Inform Lykos: Profile of Greek Company Tasked With Ksh3 Billion Ballot Papers Tender

  • A collage image of Inform Lykos plant in Greece (LEFT) and 2013 presidential election ballot papers (RIGHT).
    A collage image of Inform Lykos plant in Greece (LEFT) and 2013 presidential election ballot papers (RIGHT).
  • In April, the Independent Electoral and Boundaries Commission (IEBC) awarded a Greek company, Inform Lykos, a Ksh3 billion tender to print ballot papers for the August 9 polls.

    However, little is known about the firm despite landing a vital tender ahead of the polls. has established that the company was founded in 1897 and currently has three manufacturing plants based in Greece, Romania and Albania.

    The company deals in digital printing, security printing and the distribution of digital documents among them data processing.

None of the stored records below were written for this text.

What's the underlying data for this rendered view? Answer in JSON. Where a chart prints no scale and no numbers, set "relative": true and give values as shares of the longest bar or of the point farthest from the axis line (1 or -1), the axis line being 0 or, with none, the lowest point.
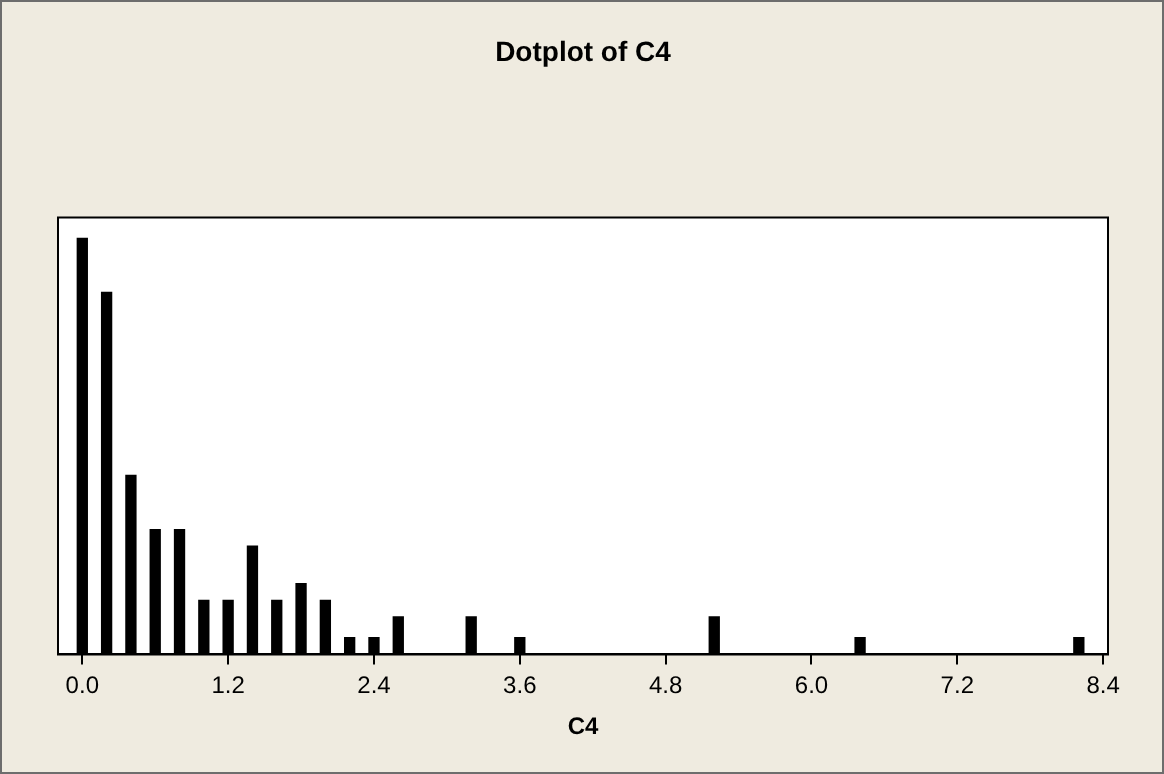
{
  "chart_data": {
    "type": "bar",
    "title": "Dotplot of C4",
    "xlabel": "C4",
    "relative": true,
    "grid": false,
    "legend": false,
    "tick_labels": "x",
    "xlim": [
      -0.2,
      8.44
    ],
    "xticks": [
      {
        "value": 0,
        "label": "0.0"
      },
      1.2,
      2.4,
      3.6,
      4.8,
      {
        "value": 6,
        "label": "6.0"
      },
      7.2,
      8.4
    ],
    "x": [
      0,
      0.2,
      0.4,
      0.6,
      0.8,
      1,
      1.2,
      1.4,
      1.6,
      1.8,
      2,
      2.2,
      2.4,
      2.6,
      3.2,
      3.6,
      5.2,
      6.4,
      8.2
    ],
    "values": [
      1,
      0.87,
      0.43,
      0.3,
      0.3,
      0.13,
      0.13,
      0.26,
      0.13,
      0.17,
      0.13,
      0.04,
      0.04,
      0.09,
      0.09,
      0.04,
      0.09,
      0.04,
      0.04
    ],
    "color": "#000000"
  }
}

    A sample of an IEBC ballot paper.
    A sample of an IEBC ballot paper.

    The company is run by Manolis Kontos who serves as the Managing Director and Panagiotis Spyropoulos who serves as the company's President.

    Over the years, Lykos has worked with reputable companies securing multi-million deals with companies such as Vodafone, Allianz and TNT.

    "We provide products and services for the secure management of documents and information, innovating in the digital transformation of companies and organizations by providing highly specialized solutions," read a statement by the company.

    According to the company's financial records, the firm generated revenue of over Ksh9 billion in 2021.

    However, IEBC's decision to award it the lucrative tender has been criticised by a section of the political class given their involvement in delays of the Nigerian elections in 2019.

    In 2019, the electoral body postponed the presidential polls for close to one week citing the delays in implementing come of the logistics that were needed for the polls.

    However, the company has denied the claims stating that the Nigerian Commission did not directly link them to the delays that were experienced.

    During a consultative meeting between presidential candidates on Wednesday, June 29, IEBC maintained that the company was up to the task to deliver over 200 million ballot papers.

    Additionally, IEBC through Commissioner Prof Addi Guliye defended the company by downplaying concerns over the delivery of ballot papers even as they stated that the firm had a better capacity than Dubai-based, Al Ghurair Group, which was contracted in 2017.

    "In 2017, I visited Al Ghurair severally and having headed the opportunity this firm, I can say that they have twice the capacity. They have the main facility in Athens and the second facility in Romania which has the same equipment and is used as a backup site.

    "They do more business that the little contract we have given them. and are listed in Athens stock exchange and I do not think they will engage in any fishy business," he stated.

    Guliye added that ballot papers will not be tempered by citing various security measures the company had put in place. He stated that they were banned from carrying any electronic device during their tour.

    File photo of Kenyans in a queue waiting to cast their vote in a past election.
    File photo of Kenyans in a queue waiting to cast their vote in the 2017 General Election.